Spring | 2026
Catching Students Before They Fall
"We usually start with, you're not in trouble. We're here to help."

When a student walks into a meeting with Vandalia's SAP team for the first time, they see a table full of adults and their first instinct is to brace.
"When they first walk in the door, they see us sitting around the table," says Kim Major, the school counselor.
So the team leads with the same line every time.
"You're not in trouble," says Dana Kern. "We're here to help."
That moment — the pivot from fear to trust — is where the work begins.
Vandalia's Student Assistance Program operates as a Tier 2 intervention, sitting between the school-wide culture initiatives of PBIS (what Vandalia calls "Vandal Pride") and more intensive individual services. The team of six — Kim Major, Beth Kern, Amber Finley, Amanda Kamplain, Brian Buscher, and Tony Hamilton — meets monthly to review cases, brainstorm strategies, and check in on students who've been referred through teacher reports, grade trends, attendance patterns, or discipline flags.
About twenty students out of a building of four hundred are on the active list at any given time. But the reach extends further — watch lists, quick teacher consultations, and informal check-ins on students the team discussed two years ago keep the net wide.
"We try to find those that may be falling through the cracks," Finley says, "that aren't noticed right away."
The team's biggest obstacle isn't defiance or disengagement. It's attendance.

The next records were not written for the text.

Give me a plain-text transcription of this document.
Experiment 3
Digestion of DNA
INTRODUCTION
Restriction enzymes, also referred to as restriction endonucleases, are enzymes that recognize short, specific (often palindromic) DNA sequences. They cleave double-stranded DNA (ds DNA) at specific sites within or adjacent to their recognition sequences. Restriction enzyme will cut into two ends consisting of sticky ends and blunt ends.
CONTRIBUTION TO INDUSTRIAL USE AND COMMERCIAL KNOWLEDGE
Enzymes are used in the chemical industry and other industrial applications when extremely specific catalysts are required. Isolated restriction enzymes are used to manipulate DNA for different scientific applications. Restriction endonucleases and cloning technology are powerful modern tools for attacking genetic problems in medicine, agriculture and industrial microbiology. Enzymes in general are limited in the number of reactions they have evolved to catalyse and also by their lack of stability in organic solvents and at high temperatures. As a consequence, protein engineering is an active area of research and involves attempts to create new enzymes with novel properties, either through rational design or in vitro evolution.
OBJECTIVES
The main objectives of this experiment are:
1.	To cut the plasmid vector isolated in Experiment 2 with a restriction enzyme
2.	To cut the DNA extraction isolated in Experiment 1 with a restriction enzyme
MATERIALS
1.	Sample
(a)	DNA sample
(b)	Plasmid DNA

"It's our number one obstacle," Kern says. And she lays out the cascade clearly: a student misses a day and loses ground in every class. The next day, each teacher has moved on. If the student isn't disciplined enough to go back and catch up on their own, that gap compounds. Then the anxiety arrives.
"They come back, they see all this, and then the anxiety starts," Kamplain adds. "And then they're like, I'm not coming again tomorrow."
That's where the spiral lives. Students get overwhelmed by what they have to make up, and in their minds, it becomes easier to just not do it. A missed test becomes a sinkhole. One bad week becomes a lost semester.
This is where the team steps in — not with lectures, but with lists.
Finley describes the approach: they teach students how to advocate for themselves, how to email a teacher, and how to ask whether an assignment can be turned in late. Kern takes students into enrichment — the school's ninth-hour period — and works through the missing assignments one by one, checking things off until the mountain starts to look manageable.
"She is really good at making things a little less overwhelming," Finley says of Kern's approach.
Hamilton, meanwhile, raises something the team sees constantly: students who are afraid to talk to their own teachers. "They're afraid to reach out," he says. "The teachers are willing to help. But if they don't know, it gets lost." Part of the team's work is coaching students through that barrier — teaching them that their teacher isn't an adversary, but a partner.
Sometimes the issue isn't academic at all. It's relational.
"There might just be a clash of personalities between a teacher and a student," Finley explains. "And we try to bring them together to see how they can meet in the middle."
And sometimes, the team just needs to say what no one else has.
Major recalls a common moment: a student walks into her office and says, "I didn't do well on this test. This teacher hates me." Her response: "Let's take a step back. Did you study? How did you study? Maybe talk to the teacher. How can I study differently?"
Not why didn't you, but how can you. That reframe is the philosophy in a sentence.
The work isn't linear. Kern is honest about that.
"I wish that we could say we have a hundred percent success rate," she says. "But we frequently have to go back and say, hey, we took ten steps forward and ten steps back." Some students stay with the team for all four years of high school. The setbacks are part of the process, and teaching students how to recover from them is, in itself, the lesson.
Buscher puts it simply: "It takes a village. Everybody has the ability — almost all kids can do anything they want to do. But you have to have the skill set and the work ethic, and it has to be important. And it takes everybody to do that."
The team also runs a Wellness Day each year — now in its fourth year — that's open to every student regardless of grades or attendance. What started as heavy guest-speaker sessions on mental health evolved, based on student feedback, into a day of painting, journaling, nature walks, yoga, archery, and time with therapy animals. No screens. No cost. Community-funded.
"It's not about grades for that day," Kern says. "This is about their wellness. It's about having a great experience at school with your peers."
And the impact follows students long after they leave. Major ran into a former SAP student at Walmart recently. The young woman walked up to her and said, "Mrs. Major, I'm going to the National Guard."
That's the signal. Not a test score. Not a GPA. A student who was seen — and remembers who saw her.